Word treats U+00AD as a normal character and there are actual fonts that have a non-hyphen glyph mapped to this codepoint. For soft hyphens, Word uses 0x1F in DOC, <w:softHyphen/> in DOCX, \- in RTF. On import, Writer converts all these to U+00AD, so that normal U+00AD character usage is not possible, and (even worse) one can't distinguish between normal U+00AD character usage and soft hyphen to change non-Unicode-compliant usages to some other codepoint.
Steps to Reproduce:
Install the attached font and open the attached document
You see a soft hyphen in the sample
A diacritic from the font should be displayed
User Profile Reset: No
Created attachment 150579 [details]
Document to reproduce the bug
Created attachment 150580 [details]
Font to reproduce the bug
Created attachment 150581 [details]
Created attachment 150582 [details]
But U+00AD *is* soft hyphen?
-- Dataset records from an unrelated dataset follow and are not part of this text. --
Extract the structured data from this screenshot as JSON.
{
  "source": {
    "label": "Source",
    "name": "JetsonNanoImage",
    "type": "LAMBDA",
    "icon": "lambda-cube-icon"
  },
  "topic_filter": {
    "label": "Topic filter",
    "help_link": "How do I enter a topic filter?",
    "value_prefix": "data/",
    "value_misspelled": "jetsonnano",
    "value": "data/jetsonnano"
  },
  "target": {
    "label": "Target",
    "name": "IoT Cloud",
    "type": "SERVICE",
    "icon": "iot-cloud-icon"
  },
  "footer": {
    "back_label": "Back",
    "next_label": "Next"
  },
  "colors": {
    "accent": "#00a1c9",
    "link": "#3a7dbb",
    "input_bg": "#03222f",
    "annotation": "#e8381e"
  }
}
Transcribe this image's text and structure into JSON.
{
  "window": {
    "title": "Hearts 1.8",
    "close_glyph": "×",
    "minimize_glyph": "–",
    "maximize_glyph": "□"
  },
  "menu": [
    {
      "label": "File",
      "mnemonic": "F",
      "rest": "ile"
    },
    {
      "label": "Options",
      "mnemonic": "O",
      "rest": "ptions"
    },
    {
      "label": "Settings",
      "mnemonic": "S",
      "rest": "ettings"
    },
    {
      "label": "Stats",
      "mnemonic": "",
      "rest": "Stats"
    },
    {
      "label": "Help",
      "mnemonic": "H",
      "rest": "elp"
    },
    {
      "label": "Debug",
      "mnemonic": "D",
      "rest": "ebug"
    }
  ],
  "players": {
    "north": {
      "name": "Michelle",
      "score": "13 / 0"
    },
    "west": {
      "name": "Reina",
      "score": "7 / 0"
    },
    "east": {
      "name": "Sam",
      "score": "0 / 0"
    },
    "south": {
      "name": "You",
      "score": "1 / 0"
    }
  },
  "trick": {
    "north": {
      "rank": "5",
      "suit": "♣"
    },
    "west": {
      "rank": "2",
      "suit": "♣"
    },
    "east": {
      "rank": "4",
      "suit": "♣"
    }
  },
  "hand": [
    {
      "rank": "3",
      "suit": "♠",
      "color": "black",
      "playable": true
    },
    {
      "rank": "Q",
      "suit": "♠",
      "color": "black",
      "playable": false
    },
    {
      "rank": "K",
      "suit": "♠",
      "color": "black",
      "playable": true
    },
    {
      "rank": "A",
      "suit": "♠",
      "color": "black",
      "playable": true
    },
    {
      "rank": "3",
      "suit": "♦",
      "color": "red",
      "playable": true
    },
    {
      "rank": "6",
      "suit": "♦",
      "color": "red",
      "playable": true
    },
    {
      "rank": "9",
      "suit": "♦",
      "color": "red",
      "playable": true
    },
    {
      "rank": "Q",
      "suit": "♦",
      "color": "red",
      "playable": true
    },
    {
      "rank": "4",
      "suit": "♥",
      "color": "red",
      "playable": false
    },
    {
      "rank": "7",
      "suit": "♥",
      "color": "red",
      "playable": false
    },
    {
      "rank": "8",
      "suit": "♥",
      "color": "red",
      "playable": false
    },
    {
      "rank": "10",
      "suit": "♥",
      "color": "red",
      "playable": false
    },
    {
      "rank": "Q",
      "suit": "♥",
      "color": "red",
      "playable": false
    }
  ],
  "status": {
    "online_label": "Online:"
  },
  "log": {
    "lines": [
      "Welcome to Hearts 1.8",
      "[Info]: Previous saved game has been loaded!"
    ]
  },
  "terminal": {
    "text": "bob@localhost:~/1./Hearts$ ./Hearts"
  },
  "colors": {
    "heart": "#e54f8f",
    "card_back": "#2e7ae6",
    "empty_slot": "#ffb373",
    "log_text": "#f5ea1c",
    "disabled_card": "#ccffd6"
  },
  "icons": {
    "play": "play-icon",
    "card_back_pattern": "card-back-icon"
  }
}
At least Unicode tells that: https://www.unicode.org/charts/PDF/U0080.pdf
Yes it is - as per Unicode spec. But in Word documents, 0x00AD is a normal character. So the problem is how to allow usage of 0x00AD as a normal character in LibreOffice (if we remap them on import to some other codepoint, they won't be displayed with the proper glyph). Probably some special character attribute can be added for verbatim usages of special chars.
Another option could be adding a user-changeable import filter preference to convert U+00AD to some other codepoint/string. Ugly, right.
@Khaled, I thought you might be interested in this issue...
(In reply to Xisco Faulí from comment #8)
> @Khaled, I thought you might be interested in this issue...
What Word doing is not Unicode-conformant and is probably some legacy behavior kept for backward compatibility. What LibreOffice should do when reading Word files is not something I’m qualified to answer.
Created attachment 156001 [details]
comparison MSO 2010 and LibreOffice 6.5 Master
Build ID: 60b1a93a990a9978a30dee929526faf8db629a7f
CPU threads: 4; OS: Linux 4.15; UI render: default; VCL: gtk3;
Locale: ca-ES (ca_ES.UTF-8); UI-Language: en-US